Of course, all bets are off in first-person documentaries. When these films are done well, (far too seldom) the narration is precisely the point. I think of the films of Alan Berliner, Doug Blank, Ross McElwee, and Elizabeth Barret.
In Elizabeth Barret’s Stranger with a Camera, narration rises to the level of sublimely beautiful poetry. Barret — one of my favorite filmmakers — uses her own voice and creates a truly haunting meditation on life, loss, memory, and the ethics of the visual image. I confess that I deeply admired her film for almost two years before I noticed that much of the narration had been written by Fenton Johnson, an accomplished Kentucky novelist. I hope you can see this great film and hear Elizabeth speaking Johnson’s remarkable prose and what I am sure were many of her own words.
Tonight I had a surprise. I was watching an episode of PBS’s American Experience about the assassination of President Abraham Lincoln. I didn’t immediately recognize the voice of the narrator, but it was so understated and mournful that I knew I was not listening to your average voiceover artist.

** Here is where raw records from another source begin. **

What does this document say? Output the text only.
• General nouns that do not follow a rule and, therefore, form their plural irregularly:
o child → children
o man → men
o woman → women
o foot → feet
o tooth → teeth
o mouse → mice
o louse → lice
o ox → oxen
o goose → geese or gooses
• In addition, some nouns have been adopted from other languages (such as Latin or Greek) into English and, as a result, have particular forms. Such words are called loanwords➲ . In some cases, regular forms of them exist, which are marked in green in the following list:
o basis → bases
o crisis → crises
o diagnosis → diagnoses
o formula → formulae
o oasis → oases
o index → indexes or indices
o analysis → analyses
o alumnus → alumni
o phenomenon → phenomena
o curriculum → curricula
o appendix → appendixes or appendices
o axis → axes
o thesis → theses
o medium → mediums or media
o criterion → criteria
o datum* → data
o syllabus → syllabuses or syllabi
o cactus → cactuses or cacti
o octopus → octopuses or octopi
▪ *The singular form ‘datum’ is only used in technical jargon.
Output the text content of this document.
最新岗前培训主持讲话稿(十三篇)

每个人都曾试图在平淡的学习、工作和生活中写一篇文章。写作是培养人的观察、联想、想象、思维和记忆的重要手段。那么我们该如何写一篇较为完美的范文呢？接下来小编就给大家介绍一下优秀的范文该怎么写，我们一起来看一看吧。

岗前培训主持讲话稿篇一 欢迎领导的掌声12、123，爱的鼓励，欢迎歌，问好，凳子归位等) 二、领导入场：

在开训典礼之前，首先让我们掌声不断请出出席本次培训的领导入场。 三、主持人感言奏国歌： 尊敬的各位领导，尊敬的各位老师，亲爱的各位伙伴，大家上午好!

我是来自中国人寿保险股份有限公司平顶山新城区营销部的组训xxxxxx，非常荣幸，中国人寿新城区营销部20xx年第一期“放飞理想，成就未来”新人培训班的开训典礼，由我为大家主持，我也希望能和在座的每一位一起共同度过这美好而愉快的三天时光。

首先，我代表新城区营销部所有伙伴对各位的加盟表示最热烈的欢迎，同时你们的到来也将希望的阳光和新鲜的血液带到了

It was almost a new genre, something you might call historical oral theatre.
Then I realized that it was Chris Cooper, one of the finest actors working today. You may have seen him in Adaptation or Capote. Like any brilliant actor, he knows instinctively that less is almost always more. But please listen to his narration if you have a chance. This was stunningly beautiful work and showed how a great actor like Chris Cooper can turn prose into poetry.
Finally, if you want to hear another remarkable example of the use of a narrative voice in film, listen to Tommy Lee Jones speaking Cormac McCarthy’s poetic prose in Ethan and Joel Coen’s “No Country for Old Men.”
The list of Chris Cooper’s accomplishments, already long and packed with one masterful performance after another, has to include this little recognized use of his voice. Check out Barak Goodman’s The Assassination of Abraham Lincoln.